Gli agenti sono stati chiamati per sedare una violenta lite in famiglia e giunti sul posto si sono trovati davanti un uomo impazzito e potenzialmente pericoloso: 1 metro e 92 centimetri per 132 chili, visibilmente agitato e farneticante. I militari hanno tentato di calmarlo e di farlo salire nell’ambulanza che nel frattempo era arrivata.

Guerra, secondo quanto ricostruito, in un primo momento avrebbe accettato di buon grado l’assistenza medica, ma poi di punto in bianco, pur indossando le manette, si è dato alla fuga scappando nel campo adiacente. Uno dei militari, un vicebrigadiere, l’ha inseguito e dopo averlo raggiunto è stato brutalmente aggredito e lasciato a terra privo di sensi.
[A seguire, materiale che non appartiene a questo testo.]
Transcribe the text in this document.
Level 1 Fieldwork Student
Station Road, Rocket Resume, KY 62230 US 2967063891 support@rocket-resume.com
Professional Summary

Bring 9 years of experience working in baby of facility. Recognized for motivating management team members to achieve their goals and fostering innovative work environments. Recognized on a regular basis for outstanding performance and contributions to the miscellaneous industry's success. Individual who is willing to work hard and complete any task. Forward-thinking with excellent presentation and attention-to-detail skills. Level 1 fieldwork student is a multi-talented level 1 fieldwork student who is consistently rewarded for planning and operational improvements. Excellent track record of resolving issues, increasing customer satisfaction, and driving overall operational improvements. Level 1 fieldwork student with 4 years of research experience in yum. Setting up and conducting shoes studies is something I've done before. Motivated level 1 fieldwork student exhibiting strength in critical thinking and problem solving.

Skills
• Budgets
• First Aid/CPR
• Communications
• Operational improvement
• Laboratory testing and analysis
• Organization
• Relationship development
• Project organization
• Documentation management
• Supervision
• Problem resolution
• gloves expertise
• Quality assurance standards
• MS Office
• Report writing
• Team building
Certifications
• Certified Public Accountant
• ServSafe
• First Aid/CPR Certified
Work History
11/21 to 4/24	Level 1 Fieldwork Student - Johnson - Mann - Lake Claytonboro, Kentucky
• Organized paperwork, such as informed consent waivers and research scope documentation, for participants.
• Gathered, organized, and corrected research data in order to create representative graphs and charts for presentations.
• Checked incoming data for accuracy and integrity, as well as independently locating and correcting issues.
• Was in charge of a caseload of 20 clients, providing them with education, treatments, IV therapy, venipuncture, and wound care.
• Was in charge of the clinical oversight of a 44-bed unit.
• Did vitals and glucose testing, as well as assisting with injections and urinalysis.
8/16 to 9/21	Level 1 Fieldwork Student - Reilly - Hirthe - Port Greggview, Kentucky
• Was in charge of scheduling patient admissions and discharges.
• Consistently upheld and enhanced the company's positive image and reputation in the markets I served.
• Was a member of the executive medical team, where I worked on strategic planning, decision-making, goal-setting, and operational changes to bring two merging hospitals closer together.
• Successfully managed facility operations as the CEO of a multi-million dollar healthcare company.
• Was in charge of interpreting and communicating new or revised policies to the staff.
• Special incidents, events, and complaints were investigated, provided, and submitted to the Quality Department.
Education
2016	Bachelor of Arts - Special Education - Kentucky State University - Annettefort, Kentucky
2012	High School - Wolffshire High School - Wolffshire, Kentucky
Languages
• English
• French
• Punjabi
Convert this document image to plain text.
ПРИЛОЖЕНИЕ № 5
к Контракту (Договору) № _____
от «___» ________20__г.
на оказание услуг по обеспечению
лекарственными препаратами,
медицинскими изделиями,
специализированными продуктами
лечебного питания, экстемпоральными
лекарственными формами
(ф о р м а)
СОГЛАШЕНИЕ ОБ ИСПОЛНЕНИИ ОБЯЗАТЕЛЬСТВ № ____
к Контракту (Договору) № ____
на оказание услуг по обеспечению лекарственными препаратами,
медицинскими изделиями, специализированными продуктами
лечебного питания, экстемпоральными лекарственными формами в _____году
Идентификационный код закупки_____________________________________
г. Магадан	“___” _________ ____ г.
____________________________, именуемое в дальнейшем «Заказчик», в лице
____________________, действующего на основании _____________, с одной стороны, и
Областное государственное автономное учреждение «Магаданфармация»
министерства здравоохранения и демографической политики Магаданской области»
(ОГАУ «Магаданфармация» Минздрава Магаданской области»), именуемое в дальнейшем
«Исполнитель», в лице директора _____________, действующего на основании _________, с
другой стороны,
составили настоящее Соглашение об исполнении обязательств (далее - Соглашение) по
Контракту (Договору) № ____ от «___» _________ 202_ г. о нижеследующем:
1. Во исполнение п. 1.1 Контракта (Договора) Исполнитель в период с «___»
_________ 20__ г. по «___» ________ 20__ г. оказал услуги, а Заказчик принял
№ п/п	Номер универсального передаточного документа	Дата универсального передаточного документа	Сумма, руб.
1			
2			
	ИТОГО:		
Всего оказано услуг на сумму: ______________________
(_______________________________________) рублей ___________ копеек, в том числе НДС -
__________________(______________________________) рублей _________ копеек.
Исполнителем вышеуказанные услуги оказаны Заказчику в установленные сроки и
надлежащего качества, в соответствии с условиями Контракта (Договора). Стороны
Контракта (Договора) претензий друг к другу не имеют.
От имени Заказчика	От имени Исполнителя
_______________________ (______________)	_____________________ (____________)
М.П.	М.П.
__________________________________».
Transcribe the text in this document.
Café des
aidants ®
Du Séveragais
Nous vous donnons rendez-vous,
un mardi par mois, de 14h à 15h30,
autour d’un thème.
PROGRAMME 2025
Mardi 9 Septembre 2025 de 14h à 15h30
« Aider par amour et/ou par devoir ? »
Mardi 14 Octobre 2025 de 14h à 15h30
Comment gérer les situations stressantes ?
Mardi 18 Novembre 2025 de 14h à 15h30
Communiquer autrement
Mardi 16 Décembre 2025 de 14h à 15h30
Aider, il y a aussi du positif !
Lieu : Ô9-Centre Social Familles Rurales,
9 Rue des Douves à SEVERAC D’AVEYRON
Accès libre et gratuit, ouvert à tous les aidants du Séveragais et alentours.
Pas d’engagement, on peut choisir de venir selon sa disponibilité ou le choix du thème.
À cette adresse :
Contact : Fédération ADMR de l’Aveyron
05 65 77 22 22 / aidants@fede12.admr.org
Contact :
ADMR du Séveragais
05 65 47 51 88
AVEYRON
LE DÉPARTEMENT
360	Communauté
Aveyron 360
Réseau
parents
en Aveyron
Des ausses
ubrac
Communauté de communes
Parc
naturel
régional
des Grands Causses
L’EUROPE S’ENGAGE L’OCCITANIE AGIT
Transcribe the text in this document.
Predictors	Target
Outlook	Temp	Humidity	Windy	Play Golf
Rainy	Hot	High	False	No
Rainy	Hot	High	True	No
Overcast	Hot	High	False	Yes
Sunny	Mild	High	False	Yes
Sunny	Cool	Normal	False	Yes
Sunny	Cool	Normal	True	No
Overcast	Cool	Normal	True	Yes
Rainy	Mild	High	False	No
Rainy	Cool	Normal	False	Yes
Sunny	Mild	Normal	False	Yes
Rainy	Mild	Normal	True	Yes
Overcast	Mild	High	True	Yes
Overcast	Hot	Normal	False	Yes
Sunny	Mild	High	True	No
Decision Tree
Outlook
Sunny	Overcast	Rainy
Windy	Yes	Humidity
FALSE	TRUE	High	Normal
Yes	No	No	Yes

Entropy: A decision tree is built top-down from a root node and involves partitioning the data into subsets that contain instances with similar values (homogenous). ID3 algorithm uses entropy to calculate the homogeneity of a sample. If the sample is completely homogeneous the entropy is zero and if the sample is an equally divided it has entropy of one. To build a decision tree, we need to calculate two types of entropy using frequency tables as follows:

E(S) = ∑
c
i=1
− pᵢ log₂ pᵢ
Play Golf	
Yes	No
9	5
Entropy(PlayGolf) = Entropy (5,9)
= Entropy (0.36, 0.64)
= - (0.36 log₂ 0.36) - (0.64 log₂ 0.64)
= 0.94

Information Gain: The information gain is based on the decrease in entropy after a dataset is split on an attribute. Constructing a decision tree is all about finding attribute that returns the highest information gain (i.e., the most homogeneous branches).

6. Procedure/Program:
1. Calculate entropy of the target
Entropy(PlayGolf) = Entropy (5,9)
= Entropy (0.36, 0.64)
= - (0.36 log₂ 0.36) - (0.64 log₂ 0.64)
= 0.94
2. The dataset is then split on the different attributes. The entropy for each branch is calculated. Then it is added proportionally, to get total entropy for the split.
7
E’ stato in quegli istanti che un collega, resosi conto dell’accaduto, ha esploso due colpi di aria con la pistola d’ordinanza e, visto che Guerra non accennava a fermarsi, gli ha sparato al corpo.

Mauro Guerra è deceduto poco dopo il suo arrivo in ospedale, mentre il vicebrigadiere è stato ricoverato in gravi condizioni con una frattura cranica, frattura della mascella e sei costole spezzate. Al momento si trova ricoverato in prognosi riservata, non in pericolo di vita.